The fresh capital will fund the construction of an automated warehouse that can handle a million transactions daily, and lays the groundwork for an overseas expansion that is set to begin in the next few years, Great Deals founder and CEO Steve Sy told Nikkei Asia.

The funding round was led by local logistics company Fast Group, whose investment will help Great Deals reduce shipping costs, a key issue for e-commerce companies operating in the Philippine archipelago.

Also joining the Series B round are private equity firms CVC Capital Partners and Navegar, which invested $12 million in the Series A round last year.

"We are preparing for the growth of the e-commerce industry in the Philippines," said Sy, who got his start selling mobile phone accessories and shoes in shopping malls before setting up his company in 2017, in an interview on Wednesday.

Great Deals operates mainly as an e-commerce service provider for over 300 brands spanning everything from local food groups San Miguel and Del Monte to multinational consumer brands such as Unilever and L'Oreal.

The company runs the brands' stores on e-commerce portals such as Lazada and Shopee and handles those brands' digital content and warehousing needs.

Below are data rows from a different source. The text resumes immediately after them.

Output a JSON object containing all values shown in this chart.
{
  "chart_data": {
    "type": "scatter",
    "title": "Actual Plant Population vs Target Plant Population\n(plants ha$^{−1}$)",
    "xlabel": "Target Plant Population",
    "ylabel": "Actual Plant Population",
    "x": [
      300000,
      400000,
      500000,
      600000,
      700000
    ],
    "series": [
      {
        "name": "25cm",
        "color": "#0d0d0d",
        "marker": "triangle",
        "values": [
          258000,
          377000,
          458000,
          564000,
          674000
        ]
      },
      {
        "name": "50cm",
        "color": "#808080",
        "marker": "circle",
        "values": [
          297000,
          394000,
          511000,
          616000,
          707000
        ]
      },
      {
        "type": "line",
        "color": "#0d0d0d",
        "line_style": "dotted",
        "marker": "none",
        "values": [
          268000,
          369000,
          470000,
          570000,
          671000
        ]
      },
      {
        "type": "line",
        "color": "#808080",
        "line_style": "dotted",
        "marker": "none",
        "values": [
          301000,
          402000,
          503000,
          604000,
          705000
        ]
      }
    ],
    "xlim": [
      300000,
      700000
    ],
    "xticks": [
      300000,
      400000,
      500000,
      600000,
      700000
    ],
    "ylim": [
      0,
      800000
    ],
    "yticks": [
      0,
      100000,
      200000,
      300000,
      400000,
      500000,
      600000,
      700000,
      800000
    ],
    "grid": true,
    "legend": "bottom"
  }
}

It also partners with Singapore's Grab on its grocery shopping service in the Philippines via GrabMart.

"Technically, we are the one selling to the consumers ... not in our name, but in the name of the brand," Sy said.

Great Deals is among the few companies that have benefited from the pandemic. Its revenue surged to 4.4 billion pesos ($92 million) last year from 1 billion pesos in 2019, and the company aims to double that figure again this year.

The pandemic "is a silver lining for us. When we had a lockdown, it helped that people were buying online," Sy said.

Great Deals will also open warehouses in the central and southern Philippines this year, and will invest to boost its technological capabilities, Sy said.

The company's $30 million Series B round is a welcome development in the Philippines. Many startups have struggled to attract capital due to fierce competition with regional players. But investors say e-commerce and fintech will continue to be attractive segments in the market of around 110 million people.

According to iPrice Group, visits to online shopping sites in the Philippines jumped 21% in 2020, the second-highest growth in Southeast Asia after Singapore, which recorded a 35% increase.

Sy said the next fundraising round is aimed at financing Great Deals' regional expansion.

"In terms of looking at the vision of the company, definitely we would like to have an international IPO because we will [have] a regional play -- so not just in the Philippines," Sy said. The initial public offering could happen "maybe in three to four years."